Dice il regista, un veterano delle commedie d'azione che ha alle spalle successi come «Una notte da leoni», «Real Steel» e «Stranger Things», in una «global conference» da remoto con il cast: «Il nostro film è un antidoto alle difficoltà che abbiamo vissuto nell'ultimo periodo, parla di speranza e di quanto sia importante conservare l'innocenza in un mondo che sa essere cinico e indifferente. Abbiamo aspettato a lungo di condividerlo con il pubblico in sala e finalmente ci siamo. Free Guy è stato realizzato per emozionarci insieme nel buio di un cinema, per vivere un piacere collettivo fatto di grande spettacolo e di cuore». 

Smessi i panni superomistici e straripanti di Deadpool, Ryan Reynolds si è trasformato in un supereroe di tutt'altra natura, un campione della normalità in camicia azzurra, occhiali da vista e jeans. Un bravo ragazzo che si ritrova ad affrontare sfide impensate. Com'è andata, sul set? «Mi è piaciuto molto interpretare un personaggio ingenuo e innocente, per certi versi mi sono ispirato a Peter Sellers di Oltre il giardino. Guy è come un bambino di quattro anni che si diverte a esplorare il mondo con occhi nuovi e a filtrare la realtà attraverso il prisma dei suoi sentimenti. I personaggi che si staccano dallo sfondo sono quelli che preferisco, in questa storia sono un inguaribile ottimista e ho recitato con un sorriso stampato sul volto dall'inizio alla fine». Al suo fianco, la dinamica Jodie Comer nei panni di Millie/Molotov Girl, una programmatrice che ha sviluppato il gioco, ma si è vista sottrarre la proprietà intellettuale: «Il mio è un ruolo sfaccettato, rappresento la resilienza femminile in un mondo di uomini e sul set era bello far valere le mie idee». Qualche suggerimento per gli spettatori? «Beh, nella storia ci sono tanti passaggi divertenti, cose piccole e grandi, diciamo che è stato bello giocare anche a quarant'anni». Completano il cast stellare Lil Rel Howery («ammiravo Ryan in Deadpool, ora è nata un'amicizia vera»), Taika Waititi, Joe Keery e Utkarsh Ambudkar. E alcune delle figure più importanti del mondo dei videogiochi compaiono in un cameo.

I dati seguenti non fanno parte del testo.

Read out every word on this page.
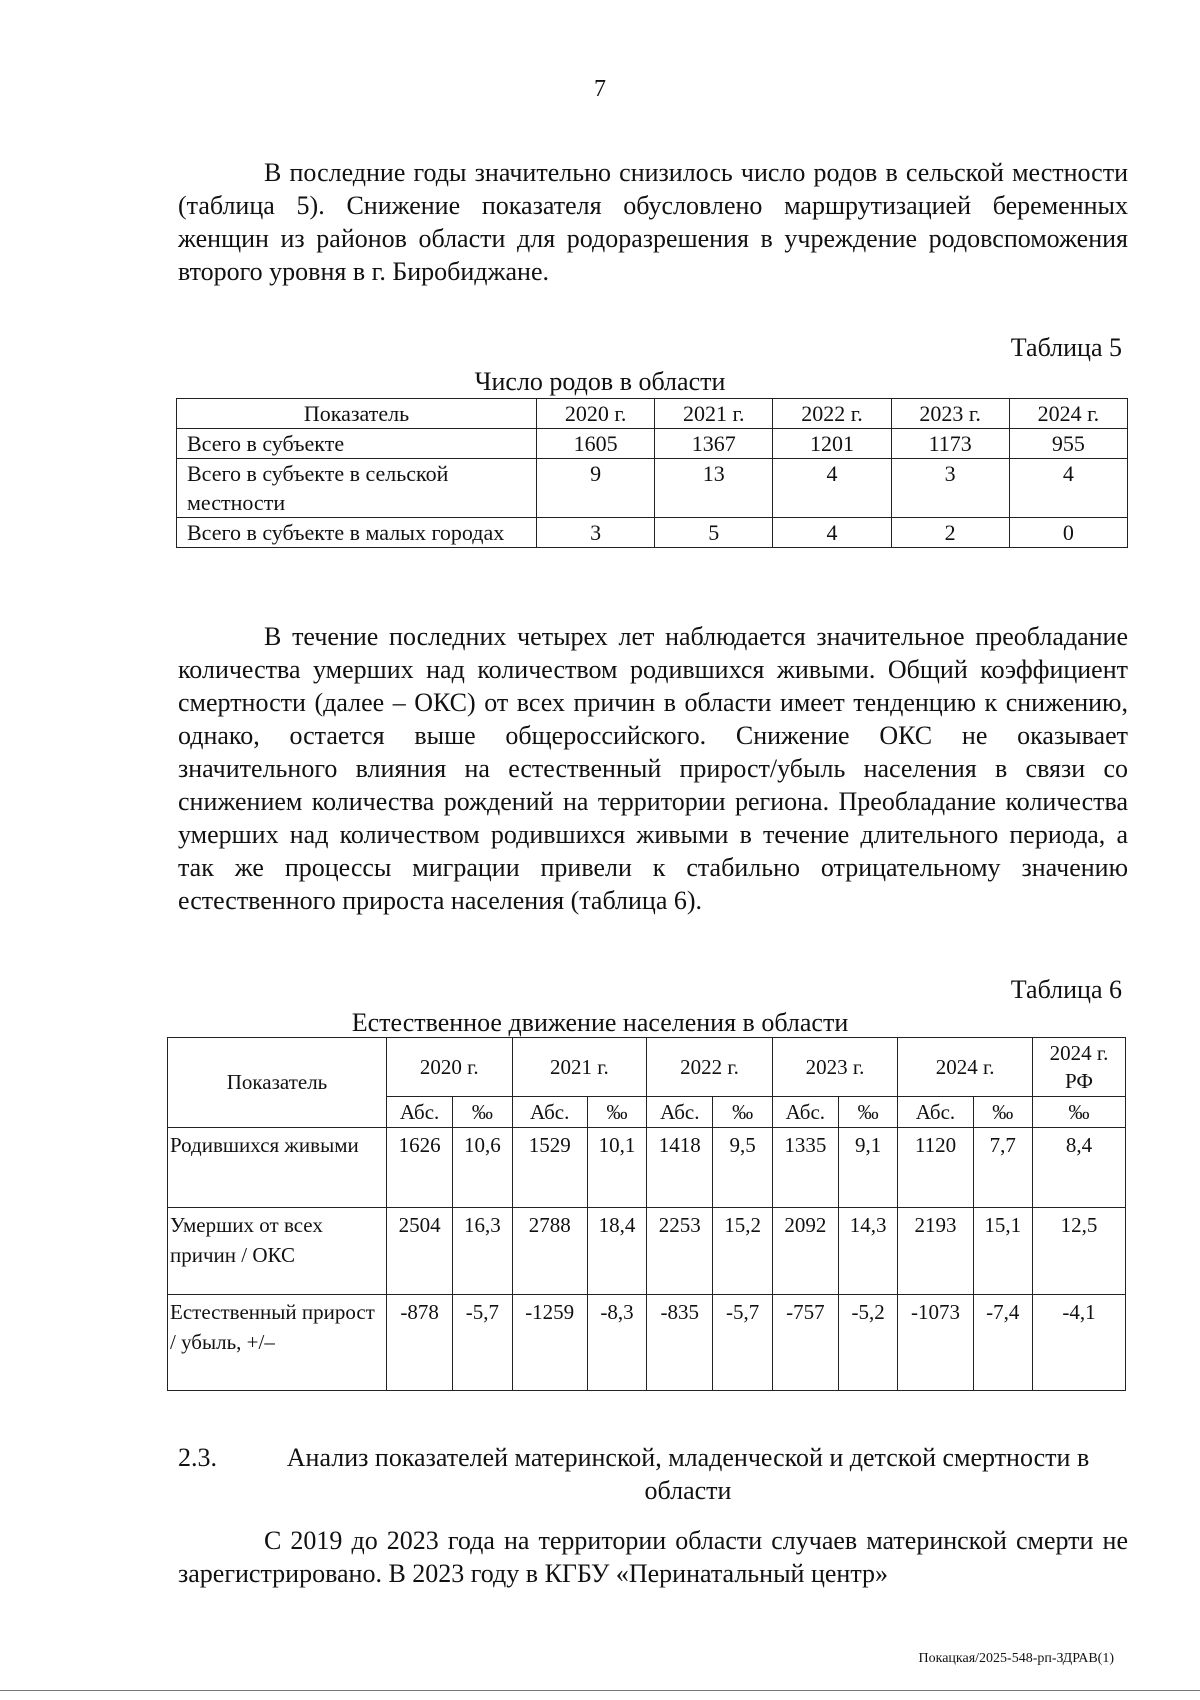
7

В последние годы значительно снизилось число родов в сельской местности (таблица 5). Снижение показателя обусловлено маршрутизацией беременных женщин из районов области для родоразрешения в учреждение родовспоможения второго уровня в г. Биробиджане.

Таблица 5
Число родов в области
Показатель	2020 г.	2021 г.	2022 г.	2023 г.	2024 г.
Всего в субъекте	1605	1367	1201	1173	955
Всего в субъекте в сельской местности	9	13	4	3	4
Всего в субъекте в малых городах	3	5	4	2	0

В течение последних четырех лет наблюдается значительное преобладание количества умерших над количеством родившихся живыми. Общий коэффициент смертности (далее – ОКС) от всех причин в области имеет тенденцию к снижению, однако, остается выше общероссийского. Снижение ОКС не оказывает значительного влияния на естественный прирост/убыль населения в связи со снижением количества рождений на территории региона. Преобладание количества умерших над количеством родившихся живыми в течение длительного периода, а так же процессы миграции привели к стабильно отрицательному значению естественного прироста населения (таблица 6).

Таблица 6
Естественное движение населения в области
Показатель	2020 г.		2021 г.		2022 г.		2023 г.		2024 г.		2024 г.
РФ
	Абс.	‰	Абс.	‰	Абс.	‰	Абс.	‰	Абс.	‰	‰
Родившихся живыми	1626	10,6	1529	10,1	1418	9,5	1335	9,1	1120	7,7	8,4
Умерших от всех причин / ОКС	2504	16,3	2788	18,4	2253	15,2	2092	14,3	2193	15,1	12,5
Естественный прирост / убыль, +/–	-878	-5,7	-1259	-8,3	-835	-5,7	-757	-5,2	-1073	-7,4	-4,1
2.3.	Анализ показателей материнской, младенческой и детской смертности в области

С 2019 до 2023 года на территории области случаев материнской смерти не зарегистрировано. В 2023 году в КГБУ «Перинатальный центр»

Покацкая/2025-548-рп-ЗДРАВ(1)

Inevitabili i rimandi alle suggestioni di film come «The Truman Show», «Se mi lasci ti cancello», «Ralph Spaccatutto» o «Ready Player One», ma il regista assicura di aver mescolato gli ingredienti tipici del genere in una chiave diversa e originale. «Per rappresentare il mondo dei videogame in modo corretto ho parlato con molti programmatori e guardato un'infinità di giochi. Non è stata una passeggiata, ma ne è valsa la pena. È la parte divertente del nostro lavoro imparare sempre cose nuove. In questo caso era importante che noi spettatori sentissimo la passione del protagonista per il suo mondo, perché da qui parte tutta l'azione». Nel film Guy impara a riscrivere la propria storia per diventare ciò che desidera. Che ne dice Reynolds? «Penso che, nei limiti del realismo, qualcosa del genere sia possibile» ha spiegato in più occasioni il divo. «L'anno che ci lasciamo alle spalle ci ha insegnato a guardarci dentro e a chiederci cosa possiamo fare per sentirci meglio. Ed è stato uno dei pochi regali di un periodo davvero difficile».